La storia della maison Lallier affonda le sue radici nei primi anni del Novecento. È il 1906 quando René Lallier, grazie anche al legame con una famiglia di importanti vigneron francesi, fonda la cantina ad Aÿ, uno dei territori più vocati della regione. Questo villaggio, simbolo di eccellenza vitivinicola, verrà ufficialmente riconosciuto come Grand Cru nel 1936, confermando il suo valore unico. Con il passare del tempo, la guida passa a René-James Lallier, nipote del fondatore, determinato a portare avanti l’eredità familiare. La sua visione segna una svolta decisiva: rinnova profondamente gli impianti produttivi e le cantine, introducendo un approccio più moderno e qualitativo. In questi anni entra in scena anche il giovane Francis Tribaut, inizialmente come consulente enologico, contribuendo alla crescita tecnica e stilistica della maison. All’inizio degli anni 2000, gli Champagne Lallier sono ormai apprezzati a livello internazionale. Nel 2004, René-James decide di cedere la proprietà proprio a Tribaut, figura di fiducia e profondo conoscitore del territorio, con l’obiettivo di mantenere la maison ai vertici della produzione francese. Una scelta che si rivelerà vincente. Oggi la produzione si articola in diverse linee.
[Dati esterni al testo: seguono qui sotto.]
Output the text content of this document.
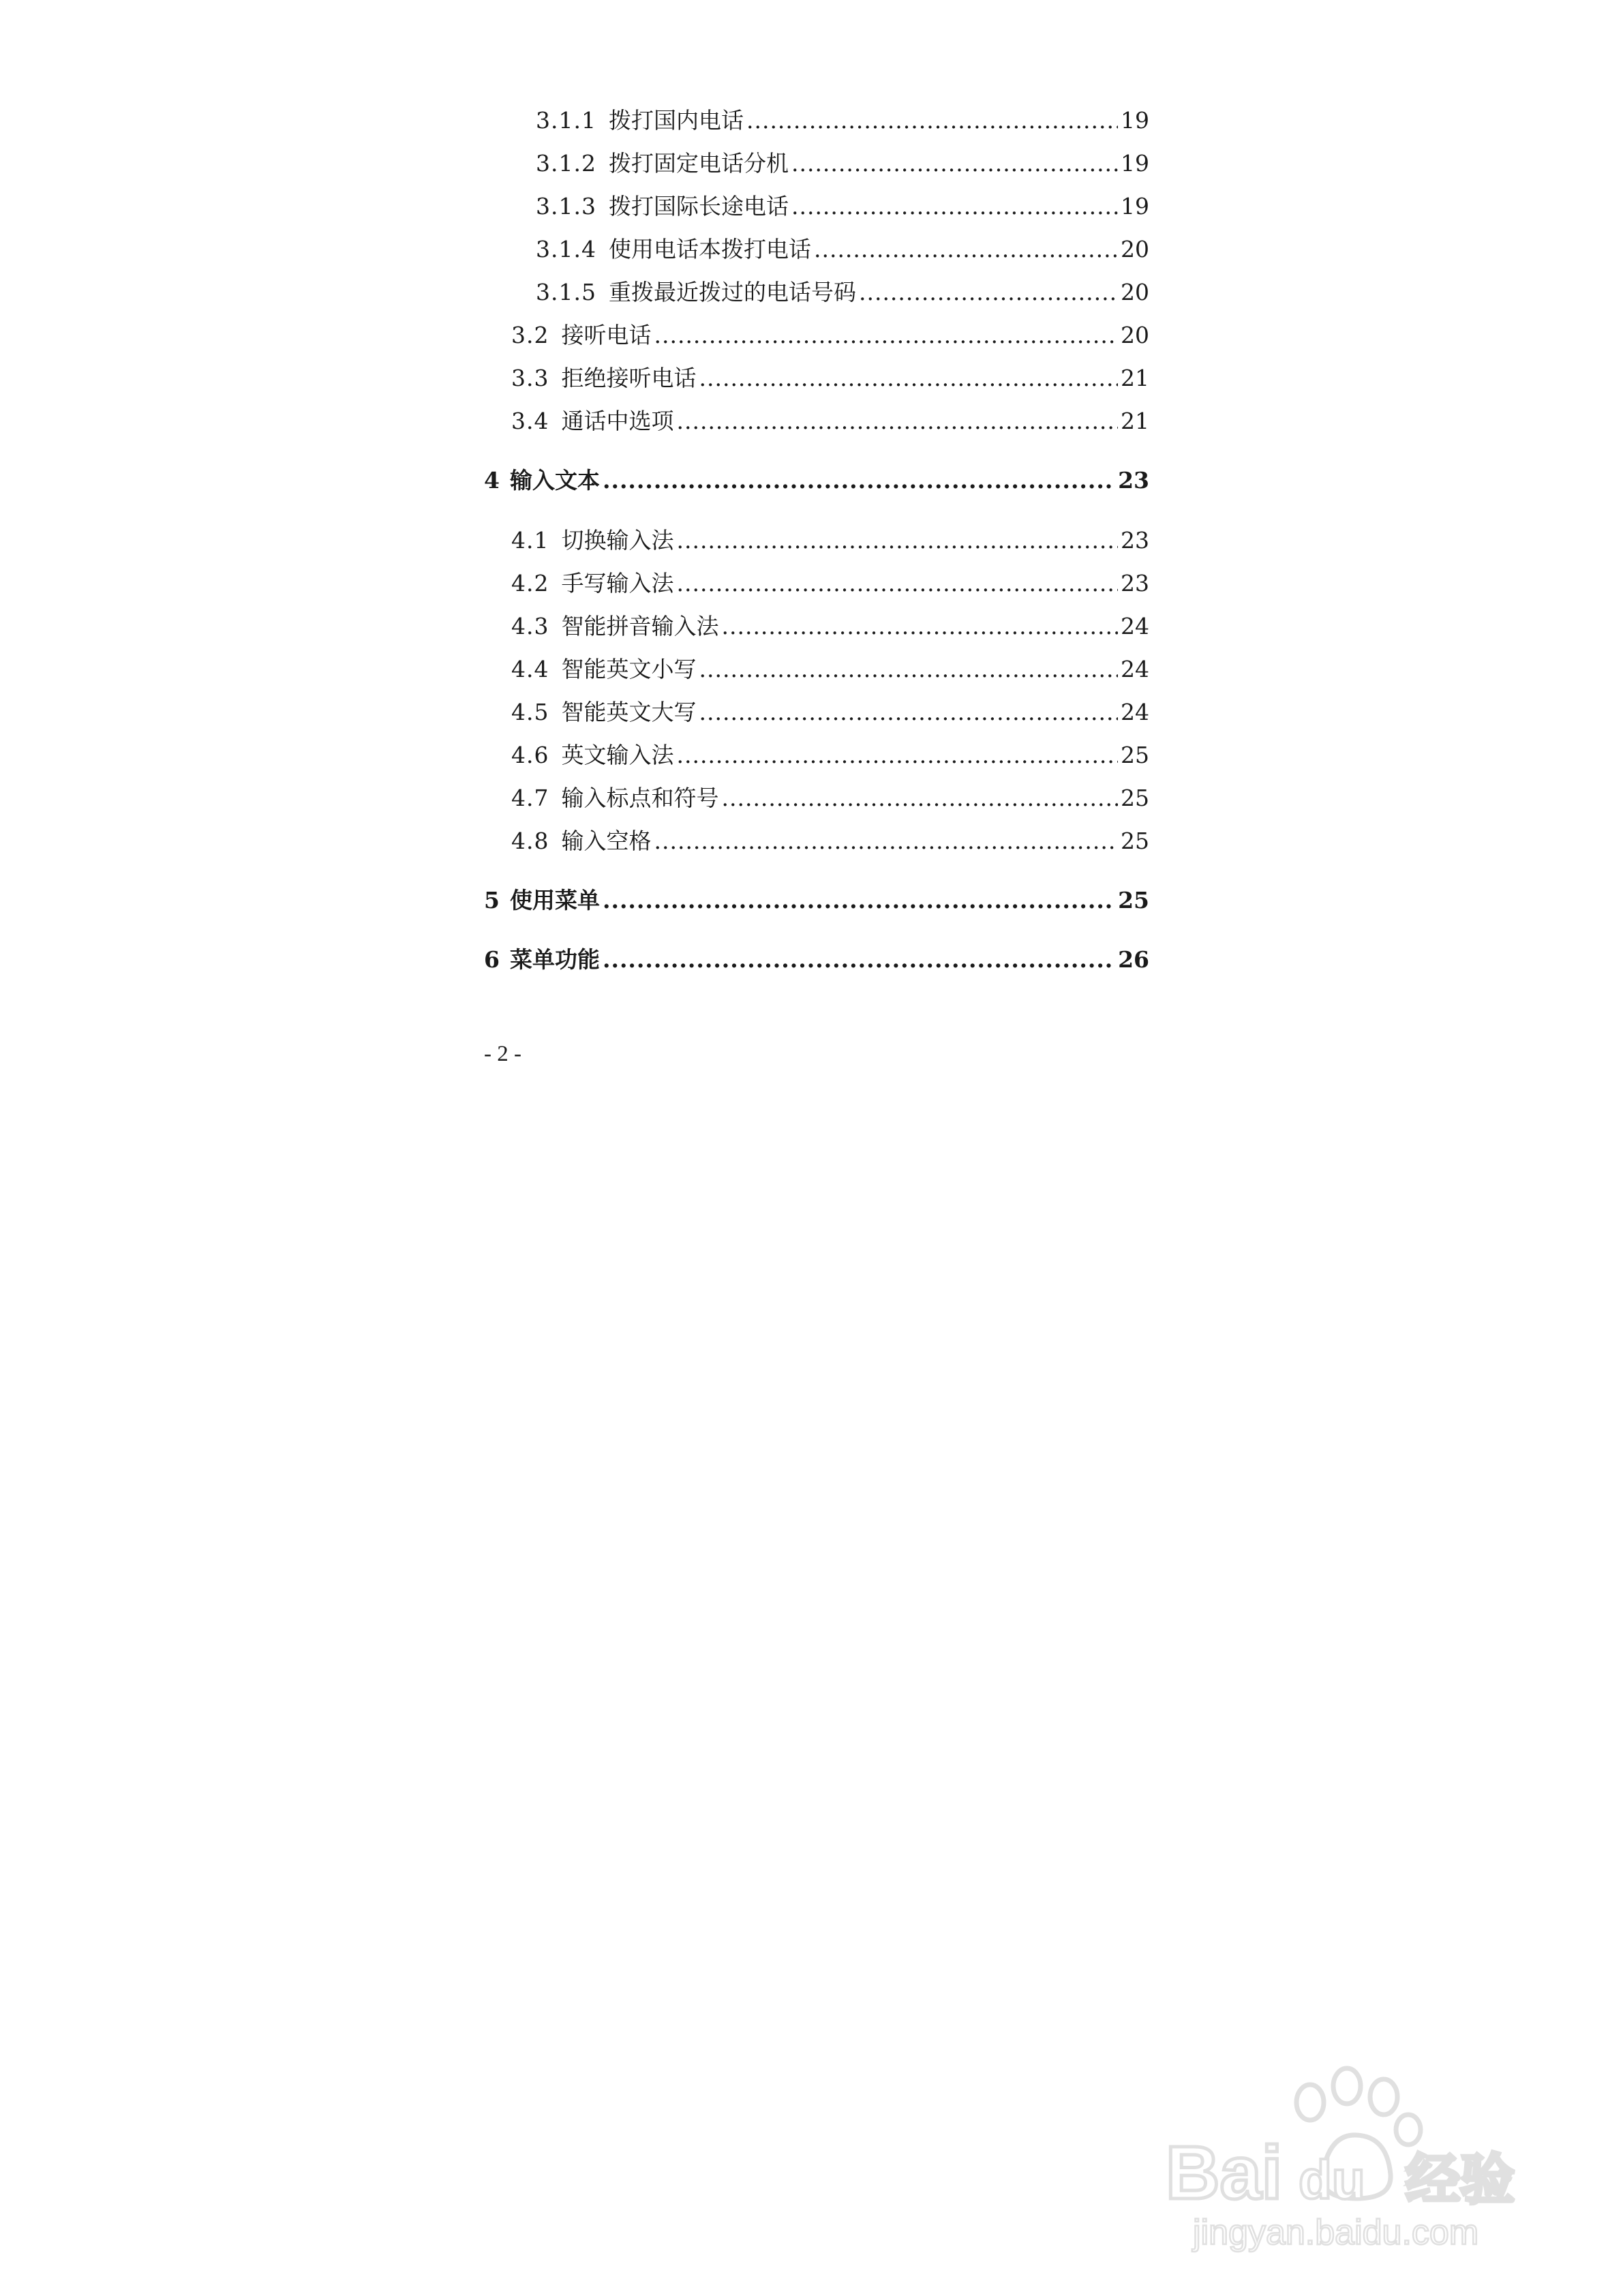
3.1.1 拨打国内电话 .....	19
3.1.2 拨打固定电话分机 .....	19
3.1.3 拨打国际长途电话 .....	19
3.1.4 使用电话本拨打电话 .....	20
3.1.5 重拨最近拨过的电话号码 .....	20
3.2 接听电话 .....	20
3.3 拒绝接听电话 .....	21
3.4 通话中选项 .....	21
4 输入文本 .....	23
4.1 切换输入法 .....	23
4.2 手写输入法 .....	23
4.3 智能拼音输入法 .....	24
4.4 智能英文小写 .....	24
4.5 智能英文大写 .....	24
4.6 英文输入法 .....	25
4.7 输入标点和符号 .....	25
4.8 输入空格 .....	25
5 使用菜单 .....	25
6 菜单功能 .....	26
- 2 -
Bai 经验
du
jingyan.baidu.com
La “Permanent Collection” comprende etichette rappresentative come R.013, Blanc de Blancs e Grand Rosé, espressioni dello stile elegante e coerente della casa. Accanto a questa troviamo la “Memory Collection”, più esclusiva, che include millesimati di grande pregio come il Grand Cru 2008. Al vertice si colloca Ouvrage, la cuvée più prestigiosa, simbolo della massima espressione qualitativa della maison. Alla base di tutto c’è una filosofia produttiva rigorosa: attenzione estrema alla materia prima, cura minuziosa di ogni fase e una gestione volutamente limitata dei volumi. La produzione annuale si attesta intorno alle 400.000 bottiglie, seguendo il principio secondo cui la qualità nasce anche dalla scelta di non eccedere nelle quantità.